Il racconto

Il mare è in burrasca e il vento sembra voler strappare la polvere dalla vicina Anatolia per depositarla sulla nostra piccola isola. Un breve volo sull’acqua e la terra cambia nome, lingua e bandiera.

Cielo di piombo e flutti ardesia.

La cicatrice sul ginocchio prude, con un clima così. Le dita grattano mentre la memoria compie il consueto volo vertiginoso. Tolgo gli occhiali, oramai indispensabili, non solo per scrivere, e fisso lo sguardo all’orizzonte, oltre il pergolato e sopra gli ulivi ondeggianti.

Ero sbarcato da giorni e vagavo per l’isola senza trovare quello che facesse il caso mio. In autostop, a piedi, sui rari mezzi pubblici e, negli ultimi tempi, con una bicicletta che avevo comprato dopo aspra trattativa. Non che mi mancasse denaro: l’eredità era stata generosa. Ma la contrattazione era d’obbligo.

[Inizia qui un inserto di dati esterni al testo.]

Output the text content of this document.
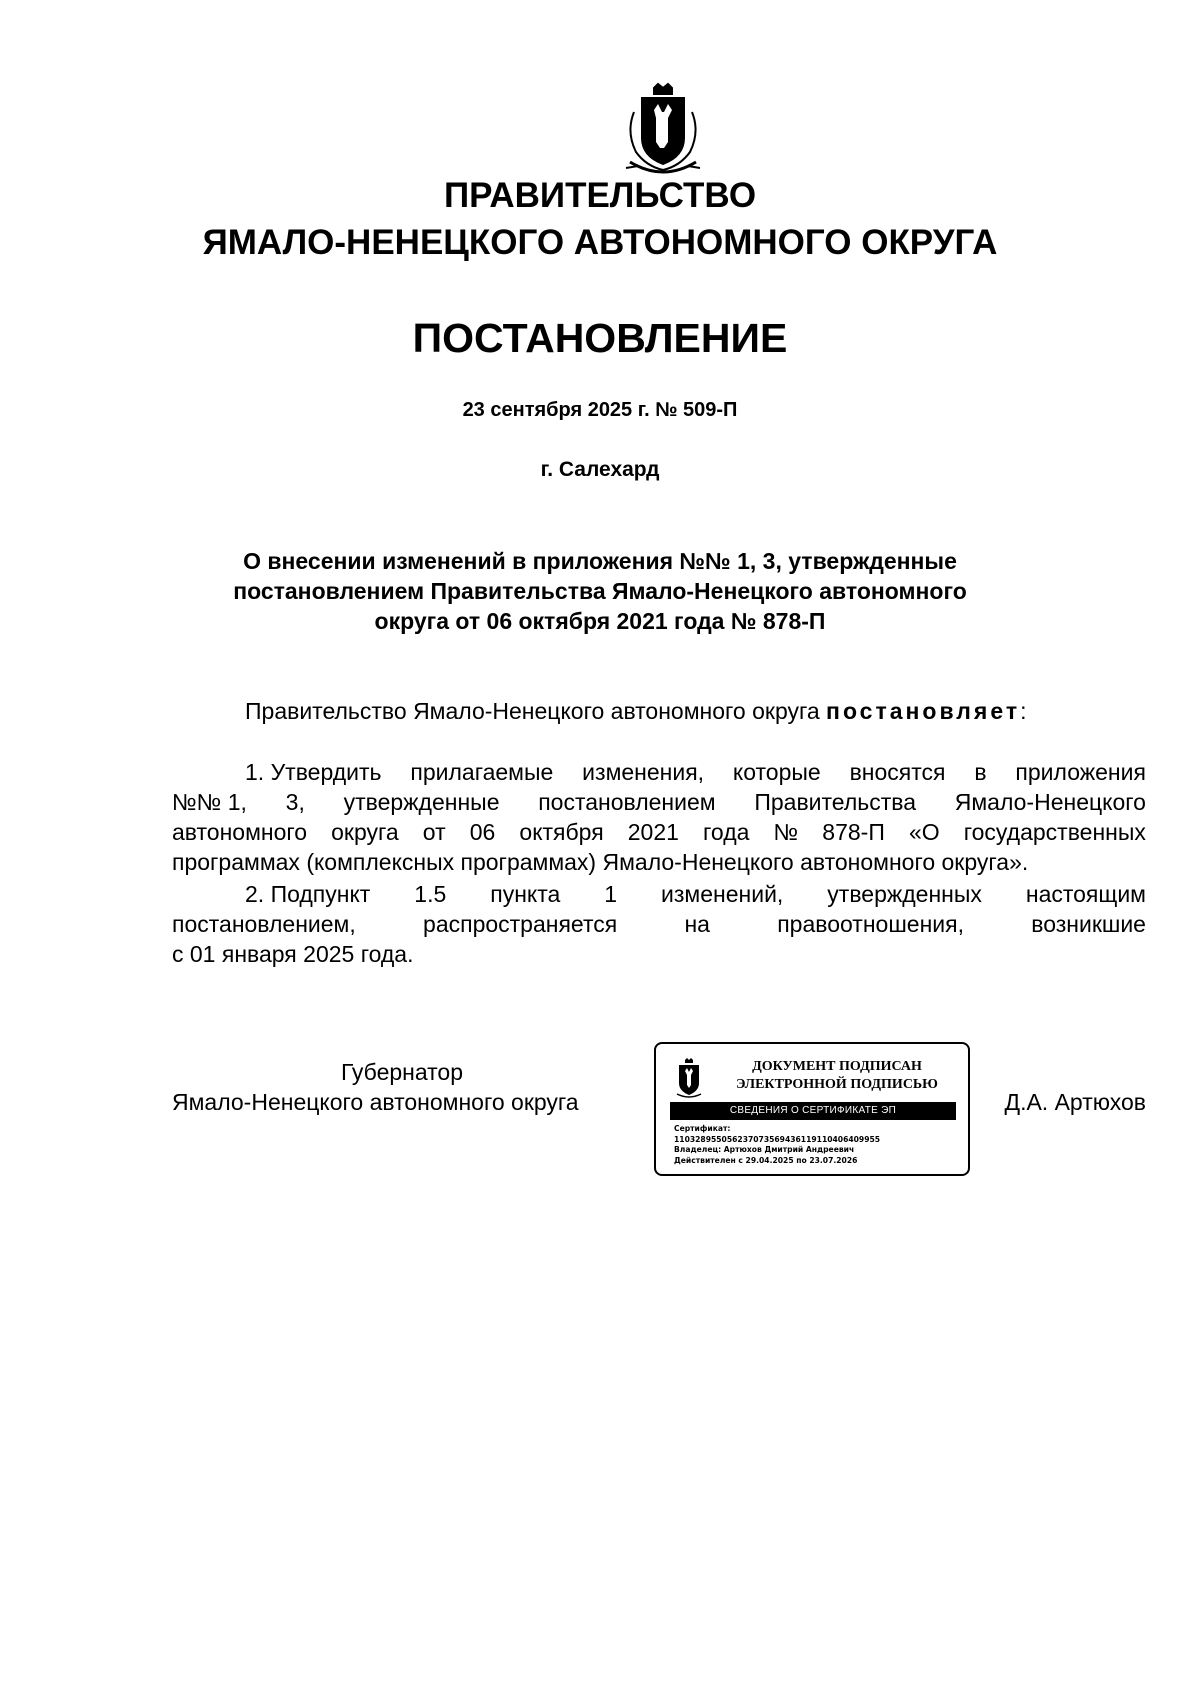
ПРАВИТЕЛЬСТВО
ЯМАЛО-НЕНЕЦКОГО АВТОНОМНОГО ОКРУГА
ПОСТАНОВЛЕНИЕ
23 сентября 2025 г. № 509-П
г. Салехард
О внесении изменений в приложения №№ 1, 3, утвержденные
постановлением Правительства Ямало-Ненецкого автономного
округа от 06 октября 2021 года № 878-П
Правительство Ямало-Ненецкого автономного округа постановляет:
1. Утвердить прилагаемые изменения, которые вносятся в приложения
№№ 1, 3, утвержденные постановлением Правительства Ямало-Ненецкого
автономного округа от 06 октября 2021 года № 878-П «О государственных
программах (комплексных программах) Ямало-Ненецкого автономного округа».
2. Подпункт 1.5 пункта 1 изменений, утвержденных настоящим
постановлением,	распространяется	на	правоотношения,	возникшие
с 01 января 2025 года.
Губернатор
Ямало-Ненецкого автономного округа
ДОКУМЕНТ ПОДПИСАН
ЭЛЕКТРОННОЙ ПОДПИСЬЮ
СВЕДЕНИЯ О СЕРТИФИКАТЕ ЭП
Сертификат:
110328955056237073569436119110406409955
Владелец: Артюхов Дмитрий Андреевич
Действителен с 29.04.2025 по 23.07.2026
Д.А. Артюхов
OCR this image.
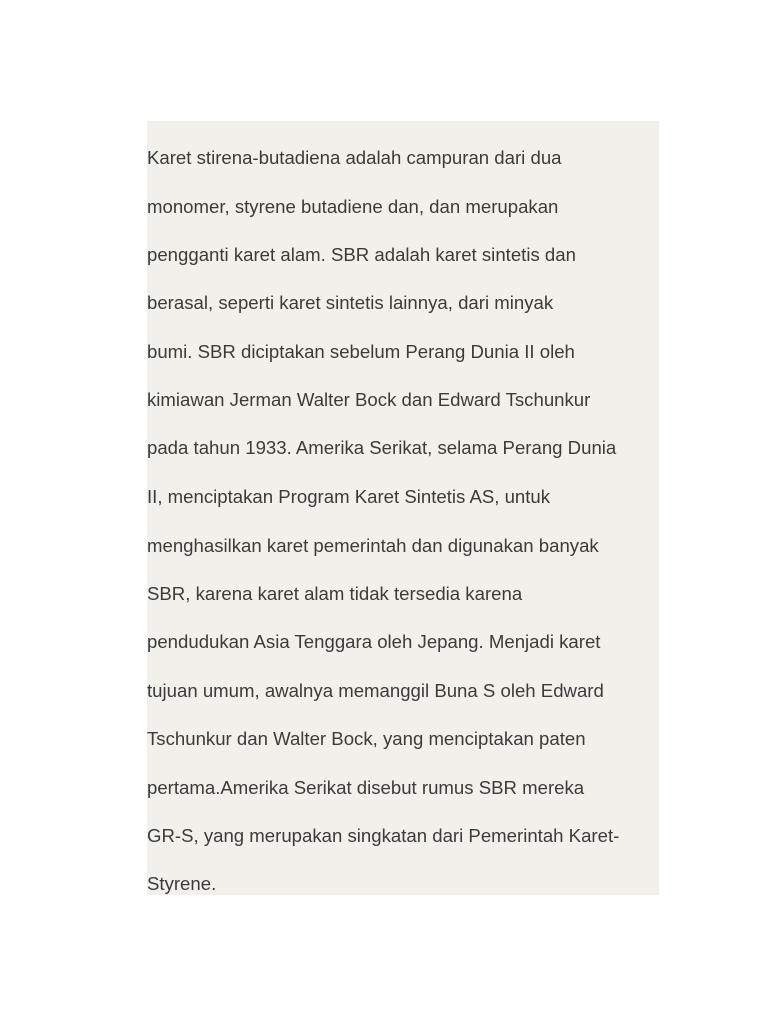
Karet stirena-butadiena adalah campuran dari dua
monomer, styrene butadiene dan, dan merupakan
pengganti karet alam. SBR adalah karet sintetis dan
berasal, seperti karet sintetis lainnya, dari minyak
bumi. SBR diciptakan sebelum Perang Dunia II oleh
kimiawan Jerman Walter Bock dan Edward Tschunkur
pada tahun 1933. Amerika Serikat, selama Perang Dunia
II, menciptakan Program Karet Sintetis AS, untuk
menghasilkan karet pemerintah dan digunakan banyak
SBR, karena karet alam tidak tersedia karena
pendudukan Asia Tenggara oleh Jepang. Menjadi karet
tujuan umum, awalnya memanggil Buna S oleh Edward
Tschunkur dan Walter Bock, yang menciptakan paten
pertama.Amerika Serikat disebut rumus SBR mereka
GR-S, yang merupakan singkatan dari Pemerintah Karet-
Styrene.
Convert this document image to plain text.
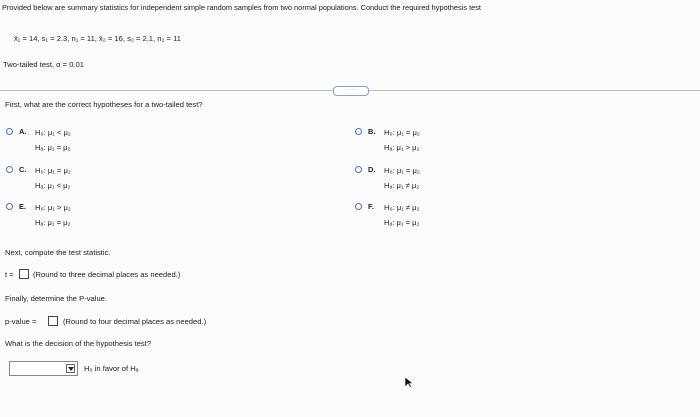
Provided below are summary statistics for independent simple random samples from two normal populations. Conduct the required hypothesis test
x̄₁ = 14, s₁ = 2.3, n₁ = 11, x̄₂ = 16, s₂ = 2.1, n₂ = 11
Two-tailed test, α = 0.01
·····
First, what are the correct hypotheses for a two-tailed test?
A. H₀: μ₁ < μ₂
Hₐ: μ₁ = μ₂
C. H₀: μ₁ = μ₂
Hₐ: μ₁ < μ₂
E. H₀: μ₁ > μ₂
Hₐ: μ₁ = μ₂
B. H₀: μ₁ = μ₂
Hₐ: μ₁ > μ₂
D. H₀: μ₁ = μ₂
Hₐ: μ₁ ≠ μ₂
F. H₀: μ₁ ≠ μ₂
Hₐ: μ₁ = μ₂
Next, compute the test statistic.
t =	(Round to three decimal places as needed.)
Finally, determine the P-value.
p-value =	(Round to four decimal places as needed.)
What is the decision of the hypothesis test?
H₀ in favor of Hₐ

La trovai proprio a causa della bicicletta.

Scendevo una delle tante strade bianche che portano dai rilievi al mare, quando un accidente, pietra aguzza, vetro, chissà, stracciò il copertone, mandandomi a capofitto tra i cespugli a lato della strada.

Ne guadagnai graffi, un taglio al ginocchio, vestiti lacerati e un inaspettato, nuovo punto di vista.

Lei era lì.

Nascosto da rovi che ne mascheravano l’entrata, un vialetto ingombro di sterpi portava, tra due filari di cipressi secolari, alla casa che avevo sognato fin dalla partenza.

Abbandonai la bicicletta contro un cespuglio di alloro e mi avvicinai, titubante.

Era abitata? Non pareva.

Poteva esserci qualche occupante abusivo? Forse.

Se fosse sbucato qualcuno a chiedere cosa facessi dentro una proprietà privata?

Sono caduto in bici. Cerco chi mi può dare acqua per lavarmi e disinfettante per le ferite.

Sì. Avrebbe funzionato.

Un fragore di cicale si impastava con la luce del mezzogiorno. La forza di questa miscela mi stordiva. Qualche passo e arrivai all’edificio. Una villa.

I muri calcinati portavano ancora tracce di un ocra antico. Le persiane, chiuse e scrostate, erano state verdi, in tempi migliori.

Un frullo di ali richiamò la mia attenzione: un colombo spiccò il volo da un foro nel sottotetto.

Cercai l’ingresso.

Girando attorno alla costruzione vidi panche di pietra soffocate dalla vegetazione lasciata libera di crescere da tempo. Da molto tempo.

Il portone di legno nodoso era socchiuso. Entrai.

Polvere impalpabile, calcinacci ed escrementi di animali coprivano un pavimento in marmo tinos. I proprietari dovevano essere stati ricchi.

Trovai una vecchia scopa di saggina appoggiata vicino al camino e provai a pulire, cercando di riportare la pietra all’antico fasto.

Mi accorsi ben presto che sarebbe stato necessario molto più di una scopa consunta, per ridare dignità a quella vecchia signora decaduta. Ne ero perdutamente innamorato.

Quella casa doveva essere mia! Grazie ai buoni uffici di un pope comprensivo, trovai i proprietari e un buon accordo.

Così mi sistemai nella villa dove avrei dovuto produrre l’opera che mi avrebbe iscritto, di diritto, tra i favoriti di Calliope. Divenni, invece, il ben remunerato mercenario di un più famoso autore americano. Ghostwriter, direbbero oggi.

Pecunia non olet e non ho rimpianti.

Tra quelle mura e gli ulivi che mi sopravvivranno, ho conosciuto l’amore di una compagna, troppo presto scomparsa, e di due figli affettuosi, ora lontani.

Venuto il momento in cui il corpo esige di fare due conti finali, il prurito di una cicatrice mi pare un prezzo risibile, per tanto privilegio.

Appoggio su un tavolino, con inutile e ingenua premura, gli occhiali che, sento, non occorreranno mai più.

Sospiro e chiudo gli occhi. In pace.